ところでその牧師は、サタンや悪魔に言及するよりも、個々の罪について語ることを好むと述べています。というのも、彼の考えでは、人格化(すなわちサタンや悪魔を実在の存在として扱うこと)は、人々が自分の罪を何か別のものや誰かのせいにすることを助長してしまう傾向があるからだというのです。聖書教育がいかに不足しているかを痛感させられます。 

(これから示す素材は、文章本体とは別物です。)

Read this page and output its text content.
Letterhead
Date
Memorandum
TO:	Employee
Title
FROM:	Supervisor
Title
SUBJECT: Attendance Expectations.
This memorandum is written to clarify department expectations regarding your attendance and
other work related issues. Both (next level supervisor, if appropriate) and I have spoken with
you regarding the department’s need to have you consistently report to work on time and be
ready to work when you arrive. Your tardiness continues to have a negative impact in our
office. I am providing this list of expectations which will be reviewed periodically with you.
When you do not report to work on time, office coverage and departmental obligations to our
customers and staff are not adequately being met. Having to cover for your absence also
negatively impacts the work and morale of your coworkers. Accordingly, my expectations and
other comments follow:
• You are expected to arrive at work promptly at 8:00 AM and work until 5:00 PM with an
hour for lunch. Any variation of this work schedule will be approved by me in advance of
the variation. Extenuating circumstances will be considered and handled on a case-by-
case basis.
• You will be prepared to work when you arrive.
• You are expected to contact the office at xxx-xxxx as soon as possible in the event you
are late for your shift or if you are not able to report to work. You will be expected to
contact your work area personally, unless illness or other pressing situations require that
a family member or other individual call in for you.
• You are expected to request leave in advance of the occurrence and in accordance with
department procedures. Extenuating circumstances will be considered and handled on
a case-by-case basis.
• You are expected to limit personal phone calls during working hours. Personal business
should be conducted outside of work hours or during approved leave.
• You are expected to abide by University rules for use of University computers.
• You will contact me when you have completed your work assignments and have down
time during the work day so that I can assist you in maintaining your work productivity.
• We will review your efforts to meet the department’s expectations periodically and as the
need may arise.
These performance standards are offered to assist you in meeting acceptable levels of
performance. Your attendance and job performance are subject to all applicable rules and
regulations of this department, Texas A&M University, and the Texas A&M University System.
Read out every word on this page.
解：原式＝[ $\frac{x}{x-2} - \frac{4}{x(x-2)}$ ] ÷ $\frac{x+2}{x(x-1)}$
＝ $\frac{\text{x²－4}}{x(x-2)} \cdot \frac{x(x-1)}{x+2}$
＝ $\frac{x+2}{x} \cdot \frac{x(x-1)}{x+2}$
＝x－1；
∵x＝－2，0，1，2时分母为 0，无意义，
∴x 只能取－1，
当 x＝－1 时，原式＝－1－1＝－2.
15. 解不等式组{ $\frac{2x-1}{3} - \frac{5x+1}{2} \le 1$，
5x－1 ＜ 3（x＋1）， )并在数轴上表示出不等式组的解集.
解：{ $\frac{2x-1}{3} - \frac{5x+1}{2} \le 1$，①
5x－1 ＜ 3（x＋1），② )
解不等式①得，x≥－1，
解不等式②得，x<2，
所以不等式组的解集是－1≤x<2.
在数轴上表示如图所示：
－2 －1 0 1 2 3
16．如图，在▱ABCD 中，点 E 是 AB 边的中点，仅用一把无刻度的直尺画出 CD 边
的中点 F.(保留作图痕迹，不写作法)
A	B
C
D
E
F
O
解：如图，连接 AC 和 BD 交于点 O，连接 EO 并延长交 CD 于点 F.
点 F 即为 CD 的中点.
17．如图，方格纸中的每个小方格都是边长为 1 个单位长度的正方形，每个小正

あなたの深く有益な働きに、あらためて感謝いたします。 

回答 #1: 

あなたが言及しておられるその特定の教会についてですが、私はその教派について少しばかりの背景知識を持っています。しかし今日では、古くからの主流教派は、私には多くのフットボールのチームのように思われます――色や伝統は異なっていますが、選手やプレーの様式は完全に入れ替え可能なものとなっており、実際のところ、それらの間にはあまり選ぶべき違いがないのです。その結果として――このフットボールのたとえをやめて言えば――結局は教会ごとに判断していかなければならないということになります(そして、教会ごとに見ていくというやり方は、いずれにしても常に賢明な方法でした)。 

主の祈りについてですが、「主の祈り」にはさまざまな異なる訳版が存在しており、ある場所では、従来のものに代えて新しい訳版を用いる傾向があります(もっとも、あるグループは自分たちの伝統的な訳版を、まるで聖杯であるかのように守ろうとしますが)。しかし、どの訳版が用いられているかにかかわらず、その祈りの翻訳の仕方には、ほとんどの場合「問題」があります。たとえば、祈りの伝統的な終わりの部分である、「国と力と栄えとは、とこしえに汝のものなればなり。アーメン。」は、聖書の一部ではありません。それは原文のギリシヤ語本文には現れますが、後代の付加であり、おそらく、あまりにも突然に終わっていると感じたある修道士によって加えられたものでしょう。 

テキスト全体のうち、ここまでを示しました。